Her decision right now is to seek out a different platform to help spread accurate information and help people make informed decisions. “My mission hasn’t changed.” But it does apparently signal a split from KABC, with Kelly stating that she won’t return unless she gets a guarantee that she can say what she believes as truth. My hunch is that she’ll return to the local airwaves, but on a different station. “I’m not going to sign up to be censored.”

“Virtue untested is no virtue at all,” Kelly told me, reflecting on what she feels is the station dropping the segment due to perceived pressure from outside. “I broadcast from the ICU when I was in the hospital – as a patient, rearranged flights and travel plans to accommodate the show, and was on the air almost every day for 18 months — as a volunteer — just to help people out.”

It’s unfortunate, as the doctor hour is definitely one of the best hours on the radio. Hopefully it will be back on the air sooner than later. Somewhere.


“I’m a dedicated listener to Swing Time and I can’t find any information about why Johnny Magnus will no longer be hosting. Can you enlighten me?” — Frank Coffey

“Good morning from West Hills!! Did Johnny Magnus leave… there’s a new guy on the air this morning!” — John Del Gatto

“Do you know what happened to Johnny Magnus on K-Jazz?  I don’t understand why DJ changes are so secretive.” —  Alex Nigian

It appears to just be a change, with longtime radio personality and programmer Chuck Southcott taking over the Swing Time program from former host Johnny Magnus. Like Magnus, Southcott is an expert on the genre, and can be heard from 7-10 a.m. Saturdays and Sundays on KKJZ (88.1 FM). Southcott tells me he loves playing the music once again. 

I am told that the health of Magnus is not an issue. 

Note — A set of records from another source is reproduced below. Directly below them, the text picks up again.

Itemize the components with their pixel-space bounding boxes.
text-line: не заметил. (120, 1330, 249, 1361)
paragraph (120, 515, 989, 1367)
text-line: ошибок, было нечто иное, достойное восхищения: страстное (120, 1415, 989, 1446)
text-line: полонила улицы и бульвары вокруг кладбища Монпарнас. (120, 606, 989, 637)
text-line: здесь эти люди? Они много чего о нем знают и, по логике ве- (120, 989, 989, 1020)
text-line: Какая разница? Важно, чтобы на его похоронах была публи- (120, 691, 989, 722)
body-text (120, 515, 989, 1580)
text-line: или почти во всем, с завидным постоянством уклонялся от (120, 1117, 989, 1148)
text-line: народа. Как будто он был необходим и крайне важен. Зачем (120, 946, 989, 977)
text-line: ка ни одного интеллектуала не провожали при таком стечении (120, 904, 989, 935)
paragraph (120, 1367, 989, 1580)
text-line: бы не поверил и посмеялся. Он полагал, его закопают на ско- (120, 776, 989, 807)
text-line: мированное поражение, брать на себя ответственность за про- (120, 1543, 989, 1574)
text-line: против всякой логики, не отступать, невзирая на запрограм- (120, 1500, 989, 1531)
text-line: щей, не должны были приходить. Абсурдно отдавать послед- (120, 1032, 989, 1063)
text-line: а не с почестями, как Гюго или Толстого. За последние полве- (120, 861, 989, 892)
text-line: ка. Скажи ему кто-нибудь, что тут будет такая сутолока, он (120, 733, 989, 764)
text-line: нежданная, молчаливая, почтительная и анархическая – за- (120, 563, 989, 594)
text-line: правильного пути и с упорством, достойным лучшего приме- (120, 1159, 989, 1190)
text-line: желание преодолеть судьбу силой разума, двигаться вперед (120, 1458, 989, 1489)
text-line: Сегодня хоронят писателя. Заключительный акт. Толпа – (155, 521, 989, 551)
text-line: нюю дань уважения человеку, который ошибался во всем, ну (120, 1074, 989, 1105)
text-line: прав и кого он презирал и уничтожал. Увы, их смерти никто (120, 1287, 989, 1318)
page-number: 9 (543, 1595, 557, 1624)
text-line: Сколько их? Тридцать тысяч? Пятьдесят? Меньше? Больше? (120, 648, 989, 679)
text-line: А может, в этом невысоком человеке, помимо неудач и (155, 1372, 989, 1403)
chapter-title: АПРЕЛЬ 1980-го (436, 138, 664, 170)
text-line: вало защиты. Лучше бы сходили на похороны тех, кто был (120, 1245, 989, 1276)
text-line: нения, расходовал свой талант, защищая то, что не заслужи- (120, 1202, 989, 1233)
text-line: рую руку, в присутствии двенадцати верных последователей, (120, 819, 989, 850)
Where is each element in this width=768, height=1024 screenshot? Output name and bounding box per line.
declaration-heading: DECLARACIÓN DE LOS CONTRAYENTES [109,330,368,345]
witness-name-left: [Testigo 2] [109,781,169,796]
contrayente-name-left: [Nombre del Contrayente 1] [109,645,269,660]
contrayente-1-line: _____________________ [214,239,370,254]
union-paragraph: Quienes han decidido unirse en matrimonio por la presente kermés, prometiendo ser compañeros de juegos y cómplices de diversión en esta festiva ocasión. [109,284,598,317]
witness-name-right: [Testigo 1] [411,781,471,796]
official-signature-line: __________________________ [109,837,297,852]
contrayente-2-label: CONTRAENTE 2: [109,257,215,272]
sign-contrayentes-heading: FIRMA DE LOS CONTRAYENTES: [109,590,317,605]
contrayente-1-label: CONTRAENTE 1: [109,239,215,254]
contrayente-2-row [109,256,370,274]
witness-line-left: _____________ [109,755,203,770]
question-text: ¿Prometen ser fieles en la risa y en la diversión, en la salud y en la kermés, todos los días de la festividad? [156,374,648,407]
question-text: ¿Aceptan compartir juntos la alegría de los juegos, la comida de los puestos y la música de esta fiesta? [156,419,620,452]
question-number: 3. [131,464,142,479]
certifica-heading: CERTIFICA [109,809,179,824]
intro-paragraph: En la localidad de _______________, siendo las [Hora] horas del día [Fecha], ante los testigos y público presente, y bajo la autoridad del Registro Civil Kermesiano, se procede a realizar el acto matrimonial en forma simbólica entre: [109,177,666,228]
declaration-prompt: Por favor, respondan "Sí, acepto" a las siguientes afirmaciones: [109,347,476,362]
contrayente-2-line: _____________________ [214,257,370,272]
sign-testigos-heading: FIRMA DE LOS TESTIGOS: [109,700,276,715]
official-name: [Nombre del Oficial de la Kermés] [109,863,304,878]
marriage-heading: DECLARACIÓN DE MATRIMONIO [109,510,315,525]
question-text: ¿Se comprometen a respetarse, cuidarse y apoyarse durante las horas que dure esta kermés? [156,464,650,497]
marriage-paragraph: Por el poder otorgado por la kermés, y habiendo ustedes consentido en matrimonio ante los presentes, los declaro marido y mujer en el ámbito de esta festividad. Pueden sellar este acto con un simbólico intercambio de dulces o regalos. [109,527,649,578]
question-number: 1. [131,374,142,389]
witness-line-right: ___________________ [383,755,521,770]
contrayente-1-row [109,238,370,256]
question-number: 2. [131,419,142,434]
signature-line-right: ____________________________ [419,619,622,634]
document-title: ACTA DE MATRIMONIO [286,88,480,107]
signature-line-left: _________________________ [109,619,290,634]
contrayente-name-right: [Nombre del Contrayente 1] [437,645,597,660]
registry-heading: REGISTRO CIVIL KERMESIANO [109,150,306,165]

“I have been searching the airwaves for a station to take the place of 1260AM when classical music replaced the oldies.  I found it at 88.1 FM coming out of  Cal State University at Long Beach.  They play some jazz and a good mix other stuff and very little talk.  Love it!” — Katherine Samuelsen

Interesting replacement, aside from the difference in music. Saul Levine of 1260 also runs 88.1 — they even use his studios in West LA for the programming.

By the way, the oldies formerly found on 1260 AM can still be heard at, as well as via phone apps and smart speakers, and on HD radios (KKGO HD2).